Corporations have two reasons to hold cash:
❖to fund fluctuations in daily, weekly, or monthly operations
❖to invest: in research and development, in growth.
Investors widely believe that risk averse managers routinely keep much more operational cash than makes economic sense. CEOs worry, needlessly, that they require many months’ worth of reserves when at most several weeks’ worth will do.
Then, these managers turn careless, and waste much of the cash that they do invest, like a teenage shopper at the mall with a paycheck burning a hole in her pocket. Countless academic studies demonstrate the folly of corporate deal-making.
Look at Microsoft, which has for years attracted attention from investors for its substantial cash balances. Eric Jackson of Ironfire Capital last year submitted a resolution to the company that calls for a dramatic increase in their quarterly dividend, thus transferring a chunk of that cash from managers to investors.
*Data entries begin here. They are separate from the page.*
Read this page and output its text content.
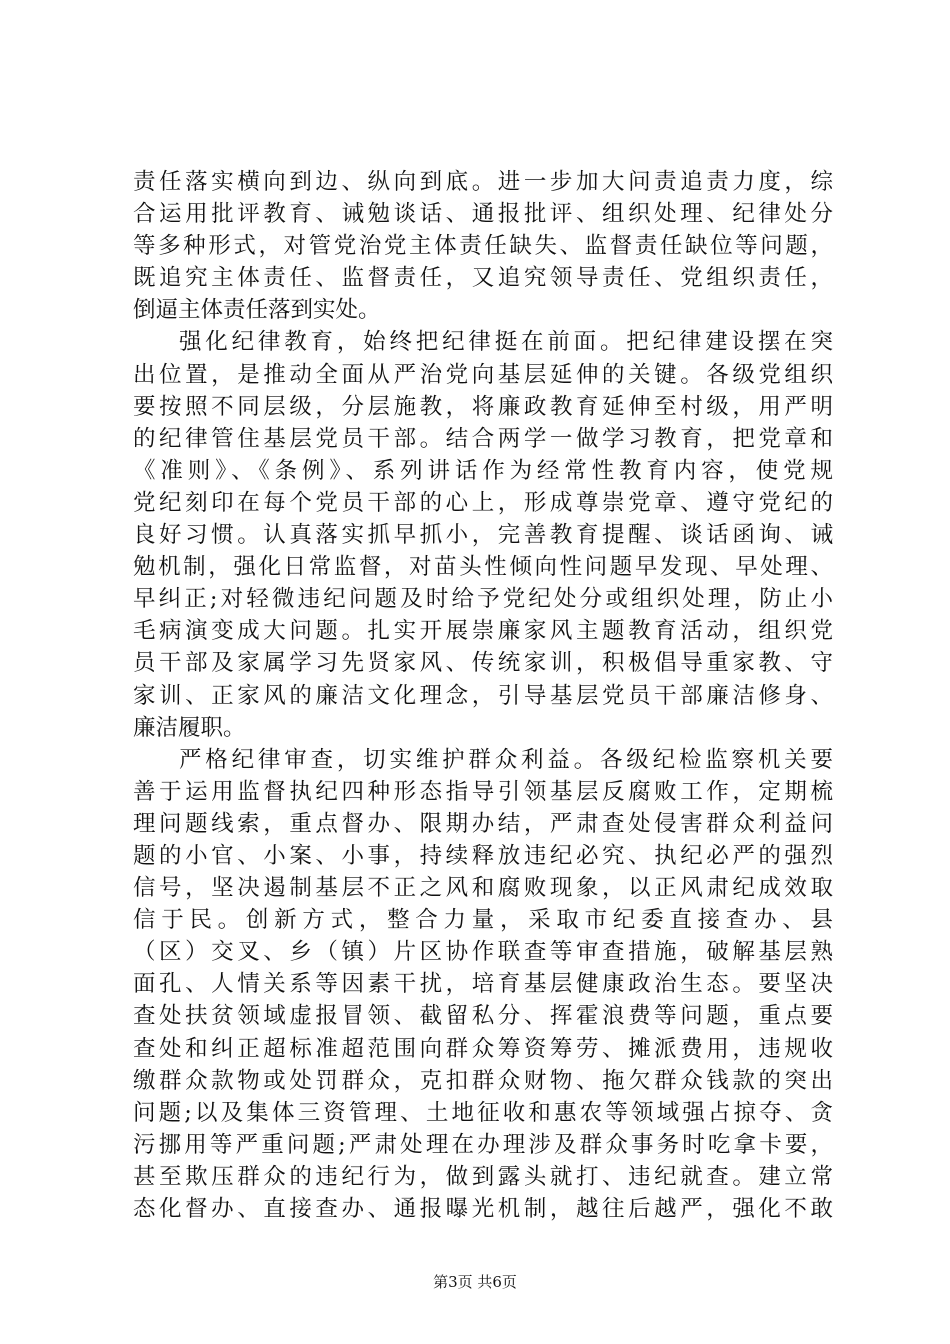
责任落实横向到边、纵向到底。进一步加大问责追责力度，综
合运用批评教育、诫勉谈话、通报批评、组织处理、纪律处分
等多种形式，对管党治党主体责任缺失、监督责任缺位等问题，
既追究主体责任、监督责任，又追究领导责任、党组织责任，
倒逼主体责任落到实处。
强化纪律教育，始终把纪律挺在前面。把纪律建设摆在突
出位置，是推动全面从严治党向基层延伸的关键。各级党组织
要按照不同层级，分层施教，将廉政教育延伸至村级，用严明
的纪律管住基层党员干部。结合两学一做学习教育，把党章和
《准则》、《条例》、系列讲话作为经常性教育内容，使党规
党纪刻印在每个党员干部的心上，形成尊崇党章、遵守党纪的
良好习惯。认真落实抓早抓小，完善教育提醒、谈话函询、诫
勉机制，强化日常监督，对苗头性倾向性问题早发现、早处理、
早纠正;对轻微违纪问题及时给予党纪处分或组织处理，防止小
毛病演变成大问题。扎实开展崇廉家风主题教育活动，组织党
员干部及家属学习先贤家风、传统家训，积极倡导重家教、守
家训、正家风的廉洁文化理念，引导基层党员干部廉洁修身、
廉洁履职。
严格纪律审查，切实维护群众利益。各级纪检监察机关要
善于运用监督执纪四种形态指导引领基层反腐败工作，定期梳
理问题线索，重点督办、限期办结，严肃查处侵害群众利益问
题的小官、小案、小事，持续释放违纪必究、执纪必严的强烈
信号，坚决遏制基层不正之风和腐败现象，以正风肃纪成效取
信于民。创新方式，整合力量，采取市纪委直接查办、县
（区）交叉、乡（镇）片区协作联查等审查措施，破解基层熟
面孔、人情关系等因素干扰，培育基层健康政治生态。要坚决
查处扶贫领域虚报冒领、截留私分、挥霍浪费等问题，重点要
查处和纠正超标准超范围向群众筹资筹劳、摊派费用，违规收
缴群众款物或处罚群众，克扣群众财物、拖欠群众钱款的突出
问题;以及集体三资管理、土地征收和惠农等领域强占掠夺、贪
污挪用等严重问题;严肃处理在办理涉及群众事务时吃拿卡要，
甚至欺压群众的违纪行为，做到露头就打、违纪就查。建立常
态化督办、直接查办、通报曝光机制，越往后越严，强化不敢
第3页 共6页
As of December 2010 Microsoft held about $31 billion in net cash, after paying off $10 billion in debt. The company’s day-to-day cash needs hardly vary; it’s a veritable cash flow machine. I estimate they need a cushion of a couple billion or so dollars, in case collections slow down temporarily, or expenses spike a bit. Call it $3 billion.
So, they have an extra $28 billion or so on hand, ready to spend on…what? A bidding war with Google or Apple for some attractive technology similar to the one that Dell and Hewlett-Packard fought for 3PAR?
If management pays out some of that cash to hungry investors, they company will hardly miss it. What does it need that it can buy with $28 billion that it can’t buy with $10 billion or $15 billion? More to the point, what should investors allow them to buy with even $5 billion? Blessed little, based on most corporations’ M&A track records.
Experienced investors have gone through this with management and directors at almost every other US public company, who all think and act similarly. Although not as big as Microsoft, most US corporations hold cash balances in similar proportions. While estimates vary, a conservative but fair analysis suggests that corporations hold more than twice what they need to fund even unusual variation in operations. Pleas to return the extra cash to investors typically fall on deaf ears.
Where does all this extra cash sit right now? In the bank, of course, where lenders do anything but lend these days. It earns a meager money market return for these corporations, and us investors. It does investors, and now the US economy, little good there.
Suppose CEOs really listened to shareholders, and paid out as dividends and share repurchases the cash they can’t use now, and don’t really need. How about we investors split it with them, and let them keep half of the $1.9 trillion for themselves? That’s over $900 billion in investable cash that shareholders will spend much more quickly, and at least as wisely, than risk averse-then-reckless executives will.
Executives have rarely shown that they can spend money as well as investors. They also deprived the economy, as well as investors, of billions of dollars in badly-needed funding.